Sam Gigas takes the karaoke mic, says his hellos, and leads into a Sinatra cover of ‘The Summer Wind’, weaving through the crowd and hamming it up with the patrons. After the line of freeloaders thins out, I grab five pounds of fried chicken and manage to balance the plate all the way back to a table near the bar that opened up. Lindsay and I grab a smoke and the chain of karaoke pain begins. Michael Bly cycles through text messages and shovels chicken into his mouth. Gregg is swallowing mussels and pasta sauce without chewing and Ed buys me a fresh vat of bourbon.

The buffet whores clear out and when I grab another smoke, some yenta remarks to her boyfriend that ‘They should have had potatoes instead of the Zit-a!’ Happy Chanukah, lady. Dan ‘The Boozeman’ arrives and he’s strangely without free cigars. Lindsay and I hop, skip and jump down the way to The Crocodile Bar for their Christmas Party. Within five minutes, I befriend a Hispanic man who’s eight beers in and doesn’t speak a lick of English. We’re instant best friends.
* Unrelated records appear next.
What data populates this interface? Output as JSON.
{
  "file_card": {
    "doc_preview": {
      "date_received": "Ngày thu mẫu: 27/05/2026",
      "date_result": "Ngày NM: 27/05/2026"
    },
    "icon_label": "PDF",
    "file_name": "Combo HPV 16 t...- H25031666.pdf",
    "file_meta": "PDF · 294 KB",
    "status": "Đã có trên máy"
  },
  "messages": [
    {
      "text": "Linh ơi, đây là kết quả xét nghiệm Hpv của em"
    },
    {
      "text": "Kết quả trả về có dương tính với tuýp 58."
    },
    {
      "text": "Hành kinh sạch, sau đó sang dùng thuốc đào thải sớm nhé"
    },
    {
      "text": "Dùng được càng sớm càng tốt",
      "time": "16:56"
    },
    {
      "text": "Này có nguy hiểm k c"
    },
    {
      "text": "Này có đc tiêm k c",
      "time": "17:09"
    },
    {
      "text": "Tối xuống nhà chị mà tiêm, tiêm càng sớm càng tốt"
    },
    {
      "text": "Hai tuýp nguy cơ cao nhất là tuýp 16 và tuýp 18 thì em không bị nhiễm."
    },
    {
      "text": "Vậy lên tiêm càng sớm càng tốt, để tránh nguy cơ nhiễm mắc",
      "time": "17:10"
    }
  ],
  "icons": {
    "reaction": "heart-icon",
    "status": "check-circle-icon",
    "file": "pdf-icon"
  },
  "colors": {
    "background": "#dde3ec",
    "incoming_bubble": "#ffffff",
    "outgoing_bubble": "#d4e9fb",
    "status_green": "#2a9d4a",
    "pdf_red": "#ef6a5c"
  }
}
I follow my immigrant friend to the dart board, where he competes with an older blonde woman who has the wrist action down for a rousing round of cricket. Lindsay and I grab a pitcher of Blue Light, a double of Jamison and a plain iced tea for the DD. The place is packed to the gills and the bartenders are all in various states of hotness. Some strange gay man with blonde hair and black rimmed glasses keeps circulating in the periphery and I’m snapping overhead pictures of the crowd for one of my web sites.

I grab a smoke and take in Chippewa in all of its glory. The traffic, the blondes, the madness. When I go back in, Lindsay has secured a table near the front and we make friends with a Canadian HVAC repairman who looks like a six foot version of Luke Wilson. Within five minutes, I say something inappropriate about Canadian people and then I find out that the guy is Canadian, so I apologize profusely and go on a drunken soapbox about how rich the Canadian sense of humor is. I buy the guy a drink and all is forgiven. By the time I get through two thirds of my second pitcher for the night, we’re ready to call it a night. The holidays are wearing down on me and the solid whiskey at both places is taking its toll. On the way out, Ed and his nephew show up when they told us they’d be over in ‘fifteen minutes’. Ed’s fifteen minutes is like an hour and a half in human time, but this is besides the point. I promise him I’ll go back in but I’m doing nothing of the kind. We walk back in and I shake hands with the owner and as soon as there’s a free moment, Lindsay and I do a rope-a-dope and duck back out the door and into Lindsay’s car. Lindsay drives us home and we grab some Mighty Taco before sacking out for the night. I had a quirky and entertaining time at King’s Court and The Crocodile. I wish you both many more years of continued success and prosperity. Feliz Navidad, my friends.